Magnetic Field of a cylinder

[stunner5000pt]

Homework Statement

An infinitely long cylinder, of radius R, carries a "frozen-in" magnetization. parallel to the axis, $M = ks\hat{z}$ where k is a constant and s is the distance from the axis; there is no free current anywhere. Find the magnetic field inside and outside the cylinder

Homework Equations

$$J_{b} = \nabla \times M$$
$$K_{b} = M\times \hat{n}$$
$$\oint B \cdot dl = \mu_{0} I_{enc}$$

The Attempt at a Solution

Here $$J_{b} = -k\hat{\phi}$$
and $$K_{b} = kR \hat{\phi}$$

so the field inside s<R
$$B \cdot 2\pi s = \mu_{0} \int J_{b} da = \mu_{0} \int -k s'ds' d\phi'$$
so i get $$B = -\mu_{0} ks \hat{z}$$
but the answer is supposed to be positive...
why is that? Am i supposed to include the surface current density to find the field? But for a question in the past (for a cylinder with magnetization $M = ks^2 \hat{\phi}$.. however that time the enclosed current in the enitre (s>R) cylinder was zero - there was symmetry between the two surface currents. The amperian loop was a circlular loop within the cylinder...

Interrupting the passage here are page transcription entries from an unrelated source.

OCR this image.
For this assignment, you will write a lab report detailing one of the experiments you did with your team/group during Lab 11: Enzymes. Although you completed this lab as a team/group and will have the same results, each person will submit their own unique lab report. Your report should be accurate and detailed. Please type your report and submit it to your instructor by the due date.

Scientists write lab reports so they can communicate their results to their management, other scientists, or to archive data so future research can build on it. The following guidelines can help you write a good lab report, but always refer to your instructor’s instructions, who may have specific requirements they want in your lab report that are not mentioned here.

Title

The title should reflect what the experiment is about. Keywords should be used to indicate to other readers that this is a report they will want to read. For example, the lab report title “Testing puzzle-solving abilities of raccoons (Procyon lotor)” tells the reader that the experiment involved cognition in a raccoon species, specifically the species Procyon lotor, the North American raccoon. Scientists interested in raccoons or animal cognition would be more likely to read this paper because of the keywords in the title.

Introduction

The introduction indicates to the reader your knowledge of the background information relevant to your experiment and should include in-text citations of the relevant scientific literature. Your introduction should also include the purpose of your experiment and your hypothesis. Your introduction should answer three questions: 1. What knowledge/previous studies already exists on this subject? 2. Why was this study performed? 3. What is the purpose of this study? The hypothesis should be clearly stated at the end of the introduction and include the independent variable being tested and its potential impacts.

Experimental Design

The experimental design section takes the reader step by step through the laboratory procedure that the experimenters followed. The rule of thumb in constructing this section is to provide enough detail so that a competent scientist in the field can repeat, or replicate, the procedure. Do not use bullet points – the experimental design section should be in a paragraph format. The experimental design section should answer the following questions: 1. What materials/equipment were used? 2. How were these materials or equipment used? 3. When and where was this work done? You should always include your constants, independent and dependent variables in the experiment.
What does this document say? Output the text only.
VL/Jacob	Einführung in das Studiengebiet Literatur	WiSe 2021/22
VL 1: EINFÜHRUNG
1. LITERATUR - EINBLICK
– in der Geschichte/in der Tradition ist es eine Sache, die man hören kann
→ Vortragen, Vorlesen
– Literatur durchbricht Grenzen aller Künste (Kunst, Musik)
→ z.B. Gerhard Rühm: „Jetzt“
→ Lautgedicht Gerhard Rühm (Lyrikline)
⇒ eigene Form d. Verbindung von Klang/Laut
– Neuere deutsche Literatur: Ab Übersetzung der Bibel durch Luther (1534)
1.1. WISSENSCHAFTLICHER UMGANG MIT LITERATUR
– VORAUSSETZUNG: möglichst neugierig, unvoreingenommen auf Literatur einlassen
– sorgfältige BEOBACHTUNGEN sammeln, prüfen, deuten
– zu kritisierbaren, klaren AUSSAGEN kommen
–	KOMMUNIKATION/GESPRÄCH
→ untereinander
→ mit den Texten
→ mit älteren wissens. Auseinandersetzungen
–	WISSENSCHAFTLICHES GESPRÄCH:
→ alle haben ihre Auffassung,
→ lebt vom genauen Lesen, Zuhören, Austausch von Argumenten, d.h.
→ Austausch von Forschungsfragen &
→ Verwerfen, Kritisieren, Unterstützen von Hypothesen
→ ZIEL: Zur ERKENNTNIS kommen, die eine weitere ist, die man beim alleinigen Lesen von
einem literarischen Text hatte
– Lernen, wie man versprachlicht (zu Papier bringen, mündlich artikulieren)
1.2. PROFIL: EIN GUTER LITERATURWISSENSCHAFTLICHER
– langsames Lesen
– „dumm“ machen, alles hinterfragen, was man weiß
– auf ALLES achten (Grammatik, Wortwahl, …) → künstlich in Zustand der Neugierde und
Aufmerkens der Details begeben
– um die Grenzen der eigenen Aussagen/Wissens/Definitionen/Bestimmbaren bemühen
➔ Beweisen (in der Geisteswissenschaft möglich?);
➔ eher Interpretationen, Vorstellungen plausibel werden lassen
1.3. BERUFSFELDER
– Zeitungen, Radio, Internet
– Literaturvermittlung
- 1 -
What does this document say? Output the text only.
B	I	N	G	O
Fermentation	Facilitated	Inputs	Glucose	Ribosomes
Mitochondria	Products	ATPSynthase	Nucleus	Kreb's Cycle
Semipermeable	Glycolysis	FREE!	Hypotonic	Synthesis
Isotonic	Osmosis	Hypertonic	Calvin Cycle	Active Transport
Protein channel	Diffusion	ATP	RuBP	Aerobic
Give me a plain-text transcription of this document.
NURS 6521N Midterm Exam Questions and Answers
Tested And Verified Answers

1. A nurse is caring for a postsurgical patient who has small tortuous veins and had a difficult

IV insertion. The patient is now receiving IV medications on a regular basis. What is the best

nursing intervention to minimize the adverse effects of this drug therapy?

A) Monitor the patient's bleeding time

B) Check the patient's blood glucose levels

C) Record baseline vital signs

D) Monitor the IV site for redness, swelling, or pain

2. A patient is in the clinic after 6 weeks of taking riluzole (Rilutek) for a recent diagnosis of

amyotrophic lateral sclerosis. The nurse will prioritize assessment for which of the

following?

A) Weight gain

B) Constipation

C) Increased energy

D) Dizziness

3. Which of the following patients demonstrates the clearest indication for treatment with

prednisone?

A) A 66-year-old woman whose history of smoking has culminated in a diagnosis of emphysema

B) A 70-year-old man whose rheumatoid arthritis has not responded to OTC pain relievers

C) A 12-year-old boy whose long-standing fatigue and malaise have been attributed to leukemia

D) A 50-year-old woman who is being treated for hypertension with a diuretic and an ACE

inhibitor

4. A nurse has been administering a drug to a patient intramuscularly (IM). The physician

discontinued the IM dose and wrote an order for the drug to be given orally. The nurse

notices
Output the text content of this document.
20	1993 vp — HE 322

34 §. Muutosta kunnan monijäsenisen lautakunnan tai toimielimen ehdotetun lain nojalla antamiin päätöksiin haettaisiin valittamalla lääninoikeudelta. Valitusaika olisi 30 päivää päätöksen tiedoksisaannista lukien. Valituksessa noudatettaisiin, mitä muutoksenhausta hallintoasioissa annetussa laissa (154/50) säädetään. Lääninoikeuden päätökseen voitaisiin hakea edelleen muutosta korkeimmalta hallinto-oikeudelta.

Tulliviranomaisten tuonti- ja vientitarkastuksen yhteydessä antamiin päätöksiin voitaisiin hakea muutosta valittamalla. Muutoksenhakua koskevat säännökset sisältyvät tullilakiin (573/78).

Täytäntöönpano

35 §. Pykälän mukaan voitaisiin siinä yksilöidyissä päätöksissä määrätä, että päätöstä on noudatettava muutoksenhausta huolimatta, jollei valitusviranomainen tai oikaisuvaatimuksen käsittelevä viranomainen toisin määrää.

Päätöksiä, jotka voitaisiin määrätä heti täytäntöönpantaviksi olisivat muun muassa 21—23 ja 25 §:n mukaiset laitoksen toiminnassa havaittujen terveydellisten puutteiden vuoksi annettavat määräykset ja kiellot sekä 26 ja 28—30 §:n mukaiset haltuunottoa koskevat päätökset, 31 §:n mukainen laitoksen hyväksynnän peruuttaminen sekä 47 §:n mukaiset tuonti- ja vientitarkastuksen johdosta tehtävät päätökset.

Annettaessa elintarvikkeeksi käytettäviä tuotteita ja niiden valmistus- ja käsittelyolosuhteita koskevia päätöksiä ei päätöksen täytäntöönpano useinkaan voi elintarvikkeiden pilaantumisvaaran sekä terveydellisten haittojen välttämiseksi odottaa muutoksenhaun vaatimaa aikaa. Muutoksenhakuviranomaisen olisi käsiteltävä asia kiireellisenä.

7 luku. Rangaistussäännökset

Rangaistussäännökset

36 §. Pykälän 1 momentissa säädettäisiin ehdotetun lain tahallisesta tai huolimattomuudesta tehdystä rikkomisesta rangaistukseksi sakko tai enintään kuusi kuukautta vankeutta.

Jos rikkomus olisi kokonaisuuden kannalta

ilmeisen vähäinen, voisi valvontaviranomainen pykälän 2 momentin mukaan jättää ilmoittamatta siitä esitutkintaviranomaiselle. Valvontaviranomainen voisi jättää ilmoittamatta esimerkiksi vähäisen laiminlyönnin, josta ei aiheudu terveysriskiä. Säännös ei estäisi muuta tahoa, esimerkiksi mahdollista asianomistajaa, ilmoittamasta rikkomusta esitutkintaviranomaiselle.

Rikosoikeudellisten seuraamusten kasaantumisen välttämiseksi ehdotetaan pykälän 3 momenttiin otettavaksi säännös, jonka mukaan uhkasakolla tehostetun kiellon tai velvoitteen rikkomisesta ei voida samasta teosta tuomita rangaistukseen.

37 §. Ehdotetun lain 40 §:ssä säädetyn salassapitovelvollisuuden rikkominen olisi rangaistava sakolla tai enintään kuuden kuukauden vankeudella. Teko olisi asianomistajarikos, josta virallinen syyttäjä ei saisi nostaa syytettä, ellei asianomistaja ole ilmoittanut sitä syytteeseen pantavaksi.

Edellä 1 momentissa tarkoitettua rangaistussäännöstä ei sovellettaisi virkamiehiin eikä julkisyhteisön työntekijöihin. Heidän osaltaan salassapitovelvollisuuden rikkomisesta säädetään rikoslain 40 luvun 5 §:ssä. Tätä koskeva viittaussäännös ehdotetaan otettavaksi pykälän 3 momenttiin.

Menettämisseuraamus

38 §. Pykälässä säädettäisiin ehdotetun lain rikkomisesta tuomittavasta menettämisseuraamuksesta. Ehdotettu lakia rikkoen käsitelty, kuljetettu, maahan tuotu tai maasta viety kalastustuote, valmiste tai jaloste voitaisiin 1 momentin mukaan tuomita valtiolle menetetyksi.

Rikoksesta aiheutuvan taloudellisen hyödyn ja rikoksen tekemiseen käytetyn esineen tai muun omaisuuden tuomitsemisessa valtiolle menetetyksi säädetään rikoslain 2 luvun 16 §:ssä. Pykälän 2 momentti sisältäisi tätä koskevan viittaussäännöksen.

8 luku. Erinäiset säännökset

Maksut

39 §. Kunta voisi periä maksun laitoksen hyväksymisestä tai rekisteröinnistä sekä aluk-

Is this question to be solved differently because there is no symmtery between the surface and volume current densities?

 

[kuruman]

If $\mathbf{J}_b=-k \mathbf{\hat \phi}$ and you want to write the current as $I_b=\int\mathbf{J}_b\cdot \mathbf{da}$, then in what direction should the normal to area element $da$ be?

You wrote $da=s' ds'd\phi'$ which implies that $\mathbf{da}=s' ds'd\phi'\mathbf{\hat z}$. In that case $I_b=0$.